Author: Muhajir Mohamed and Ingrid Els
Category: Red Cell: Hemolytic Anemia (HA) > Hereditary HA due to Enzyme Deficiency
Published Date: 02/03/2014
A 15-month-old male baby of Chinese ethnicity was brought by his parents to the emergency department of our hospital with lethargy and yellowish discoloration of eyes, noticed for ~24 hours. On examination, the baby was pale and icteric. Blood tests revealed a low hemoglobin of 50 g/L, mild neutrophilia, and normal platelet count. A blood film examination showed normocytic normochromic red cells, hemighosts (blister cells), irregularly contracted cells, and a few bite cells. Indirect bilirubin values were high, and a urine dipstick was positive for hemoglobin. This picture was suggestive of oxidative hemolysis, and the parents stated that the baby was given fava bean soup on the previous day.
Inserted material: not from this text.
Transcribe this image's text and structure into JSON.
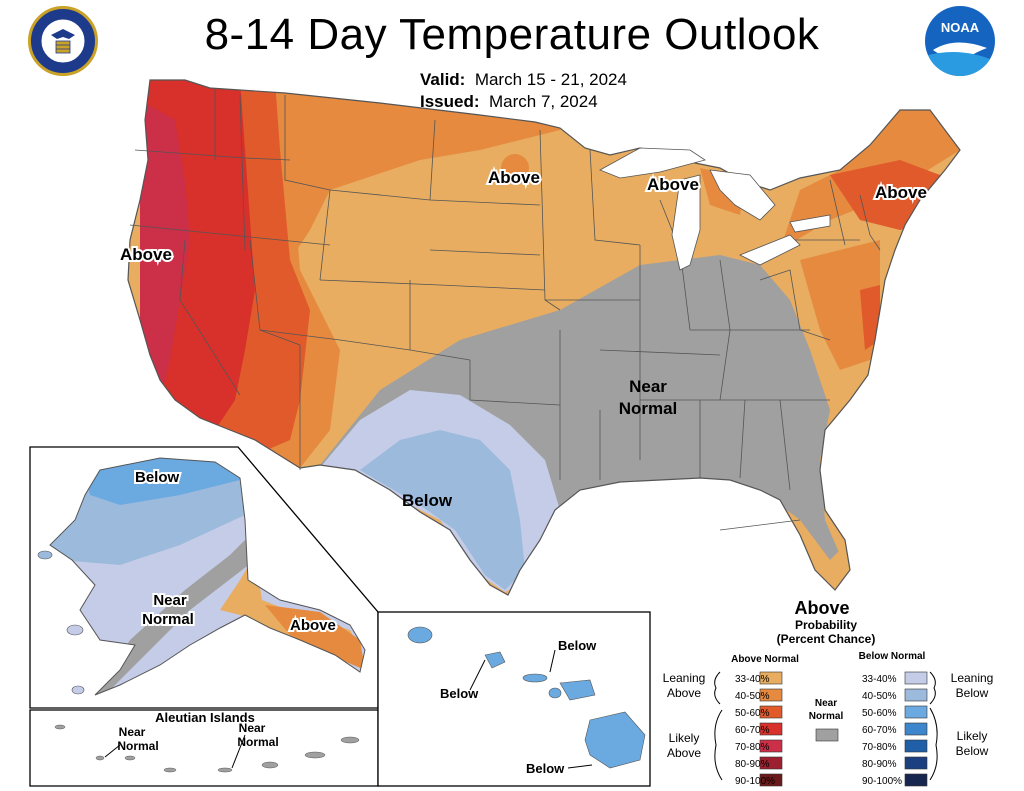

A glucose 6 phosphate dehydrogenase (G6PD) assay showed a low value (3.2 IU/g Hb; reference range, 8.8-17.6 IU/g Hb), confirming that the baby had hemizygous G6PD deficiency and fava beans had caused hemolytic crisis. There was no family history of favism or neonatal jaundice. The baby received transfusions and the parents were advised about the food and drugs to be avoided. After 8 weeks, his hemoglobin improved to 140 g/L. Since G6PD activity is generally overestimated during hemolytic episodes, a G6PD assay will be repeated subsequently for ascertaining the actual values.
These red cell changes during acute hemolytic episodes will be helpful to detect G6PD deficiency.